"It would be like surviving a fall and then running straight back to
the cliff edge. It is the self-destruct option," he said.
Britain's two most powerful politicians warned on Monday that a vote to leave the European Union in a month's time could push the country into a year-long recession and cost at least half a million jobs.
With Britain taking its most important strategic decision in decades on June 23, Prime Minister David Cameron and finance minister George Osborne made
a fresh series of warnings of how households would be hit by a vote to
leave the EU, ranging from a fall in the value of their homes to
costlier foreign holidays.
"It would be a DIY recession,"
Cameron said, adding leaving the EU move would jeopardise the efforts
made by the country to recover from economic hardship caused by the
world financial crisis.
"It would be like surviving a fall and then running straight back to the cliff edge.

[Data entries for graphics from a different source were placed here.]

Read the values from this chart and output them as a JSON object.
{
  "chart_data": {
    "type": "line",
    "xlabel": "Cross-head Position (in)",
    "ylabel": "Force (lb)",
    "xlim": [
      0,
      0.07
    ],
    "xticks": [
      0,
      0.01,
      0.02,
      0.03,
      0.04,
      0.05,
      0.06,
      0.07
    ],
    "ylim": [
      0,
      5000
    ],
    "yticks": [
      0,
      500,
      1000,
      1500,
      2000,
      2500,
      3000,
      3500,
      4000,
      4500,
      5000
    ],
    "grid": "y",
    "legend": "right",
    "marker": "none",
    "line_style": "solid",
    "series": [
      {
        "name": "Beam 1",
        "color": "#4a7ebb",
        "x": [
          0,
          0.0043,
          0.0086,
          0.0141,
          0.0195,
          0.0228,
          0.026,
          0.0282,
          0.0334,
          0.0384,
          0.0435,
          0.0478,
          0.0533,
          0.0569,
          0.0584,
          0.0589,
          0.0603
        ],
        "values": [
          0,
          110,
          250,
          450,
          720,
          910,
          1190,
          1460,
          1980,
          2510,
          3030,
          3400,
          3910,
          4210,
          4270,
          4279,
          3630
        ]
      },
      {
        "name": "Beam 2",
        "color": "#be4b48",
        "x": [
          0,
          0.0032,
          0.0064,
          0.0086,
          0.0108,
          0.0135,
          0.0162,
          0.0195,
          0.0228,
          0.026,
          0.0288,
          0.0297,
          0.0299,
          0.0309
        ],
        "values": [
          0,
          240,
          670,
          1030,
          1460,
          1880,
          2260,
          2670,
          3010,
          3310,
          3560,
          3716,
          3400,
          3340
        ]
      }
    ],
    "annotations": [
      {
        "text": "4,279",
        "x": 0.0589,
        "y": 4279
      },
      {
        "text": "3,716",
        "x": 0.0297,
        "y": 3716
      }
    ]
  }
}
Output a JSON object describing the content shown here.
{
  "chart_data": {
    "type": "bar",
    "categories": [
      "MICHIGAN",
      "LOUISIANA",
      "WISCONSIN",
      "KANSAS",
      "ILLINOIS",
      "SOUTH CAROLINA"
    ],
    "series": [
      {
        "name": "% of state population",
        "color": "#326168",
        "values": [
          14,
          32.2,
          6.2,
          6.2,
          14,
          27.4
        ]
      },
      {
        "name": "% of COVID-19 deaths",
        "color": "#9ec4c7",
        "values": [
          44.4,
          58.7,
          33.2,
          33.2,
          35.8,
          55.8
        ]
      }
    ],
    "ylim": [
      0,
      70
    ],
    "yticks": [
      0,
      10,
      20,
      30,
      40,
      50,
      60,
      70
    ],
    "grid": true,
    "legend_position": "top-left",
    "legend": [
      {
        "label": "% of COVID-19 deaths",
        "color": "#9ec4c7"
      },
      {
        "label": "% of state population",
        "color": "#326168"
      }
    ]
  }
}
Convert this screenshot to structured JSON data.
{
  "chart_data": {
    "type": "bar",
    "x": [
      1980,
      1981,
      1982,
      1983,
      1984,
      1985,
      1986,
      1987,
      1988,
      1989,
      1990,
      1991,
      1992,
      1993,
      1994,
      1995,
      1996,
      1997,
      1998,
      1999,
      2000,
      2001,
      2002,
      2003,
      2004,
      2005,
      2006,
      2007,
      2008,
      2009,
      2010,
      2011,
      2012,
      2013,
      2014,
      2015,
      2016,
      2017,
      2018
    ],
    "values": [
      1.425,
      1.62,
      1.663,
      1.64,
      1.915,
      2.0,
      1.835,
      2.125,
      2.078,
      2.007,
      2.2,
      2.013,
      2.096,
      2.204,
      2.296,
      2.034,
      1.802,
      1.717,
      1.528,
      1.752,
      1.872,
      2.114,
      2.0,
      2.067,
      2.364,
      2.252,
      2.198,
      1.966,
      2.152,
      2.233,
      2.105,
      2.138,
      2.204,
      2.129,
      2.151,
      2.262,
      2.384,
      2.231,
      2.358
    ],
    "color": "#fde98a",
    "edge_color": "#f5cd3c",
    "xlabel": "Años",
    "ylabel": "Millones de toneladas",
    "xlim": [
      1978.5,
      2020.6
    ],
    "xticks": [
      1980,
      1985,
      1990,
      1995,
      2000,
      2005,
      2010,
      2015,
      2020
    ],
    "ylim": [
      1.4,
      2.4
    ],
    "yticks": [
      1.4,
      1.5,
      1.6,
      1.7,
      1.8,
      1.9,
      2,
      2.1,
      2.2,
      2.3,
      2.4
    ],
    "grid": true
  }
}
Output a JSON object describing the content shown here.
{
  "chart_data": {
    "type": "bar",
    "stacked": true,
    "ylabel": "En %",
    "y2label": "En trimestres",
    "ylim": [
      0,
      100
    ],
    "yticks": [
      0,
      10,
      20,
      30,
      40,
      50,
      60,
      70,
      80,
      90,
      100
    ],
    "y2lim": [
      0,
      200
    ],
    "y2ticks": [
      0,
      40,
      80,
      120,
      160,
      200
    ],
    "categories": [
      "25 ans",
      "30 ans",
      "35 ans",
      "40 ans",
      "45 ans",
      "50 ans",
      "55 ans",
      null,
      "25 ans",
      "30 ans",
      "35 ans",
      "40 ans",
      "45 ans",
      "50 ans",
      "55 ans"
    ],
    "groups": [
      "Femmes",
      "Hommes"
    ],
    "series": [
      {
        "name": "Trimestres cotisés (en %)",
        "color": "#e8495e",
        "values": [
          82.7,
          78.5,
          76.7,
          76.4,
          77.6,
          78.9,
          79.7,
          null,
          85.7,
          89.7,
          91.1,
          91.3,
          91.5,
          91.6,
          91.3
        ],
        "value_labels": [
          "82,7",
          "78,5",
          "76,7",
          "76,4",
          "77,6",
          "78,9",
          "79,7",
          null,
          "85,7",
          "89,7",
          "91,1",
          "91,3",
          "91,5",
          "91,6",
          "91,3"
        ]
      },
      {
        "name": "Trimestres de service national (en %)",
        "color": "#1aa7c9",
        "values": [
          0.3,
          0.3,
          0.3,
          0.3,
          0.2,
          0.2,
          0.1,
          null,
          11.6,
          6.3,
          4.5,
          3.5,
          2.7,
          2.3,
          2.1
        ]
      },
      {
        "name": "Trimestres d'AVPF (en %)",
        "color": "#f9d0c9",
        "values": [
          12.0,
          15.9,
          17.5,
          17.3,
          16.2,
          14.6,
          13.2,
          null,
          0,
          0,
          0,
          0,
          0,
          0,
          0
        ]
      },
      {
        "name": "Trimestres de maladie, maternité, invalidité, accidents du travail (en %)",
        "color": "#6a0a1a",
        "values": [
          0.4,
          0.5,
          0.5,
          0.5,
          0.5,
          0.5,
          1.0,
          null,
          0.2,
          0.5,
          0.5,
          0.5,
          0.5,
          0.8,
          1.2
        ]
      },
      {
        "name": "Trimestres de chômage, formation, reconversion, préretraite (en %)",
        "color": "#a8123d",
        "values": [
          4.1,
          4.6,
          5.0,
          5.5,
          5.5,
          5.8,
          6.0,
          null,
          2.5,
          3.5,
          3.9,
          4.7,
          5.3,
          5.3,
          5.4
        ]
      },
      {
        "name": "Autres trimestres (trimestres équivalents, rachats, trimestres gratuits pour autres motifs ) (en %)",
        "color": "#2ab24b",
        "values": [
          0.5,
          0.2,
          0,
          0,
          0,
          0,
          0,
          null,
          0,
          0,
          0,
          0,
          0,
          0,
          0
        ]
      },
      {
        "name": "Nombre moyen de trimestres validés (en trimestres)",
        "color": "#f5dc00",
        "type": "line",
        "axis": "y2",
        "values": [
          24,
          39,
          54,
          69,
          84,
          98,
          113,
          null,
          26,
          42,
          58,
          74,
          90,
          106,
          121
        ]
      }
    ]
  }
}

It is the self-destruct option," he said.
Recent
opinion polls have shown voters are leaning towards an "In" decision on
June 23, but pollsters say the outcome remains too close to call.
Some
polls have also shown the economy growing in importance as an issue for
voters, something the "Out" campaign has sought to counter by stressing
its message that only leaving the EU can slow high levels of migration.
A
new analysis of short-term risks from the referendum published by the
finance ministry on Monday said the economy could be as much as 6
percent smaller two years after a Brexit vote than if it the country
decides to stay in the EU.
Osborne said Britain
would lose at least half a million jobs within two years of a vote to
leave the European Union and a fall in the value of the pound would push
up inflation sharply.
The campaign backing a
British EU exit said the Treasury had consistently produced flawed
reports and the latest analysis provided nothing on the upside of
leaving the bloc, nor on the potential negatives caused by a crisis in
the euro zone.
"That makes this report categorically unfair and biased," said Iain Duncan Smith, a former senior minister in Cameron's Conservative government. "They cannot forecast short-term successfully, they have never managed to do it."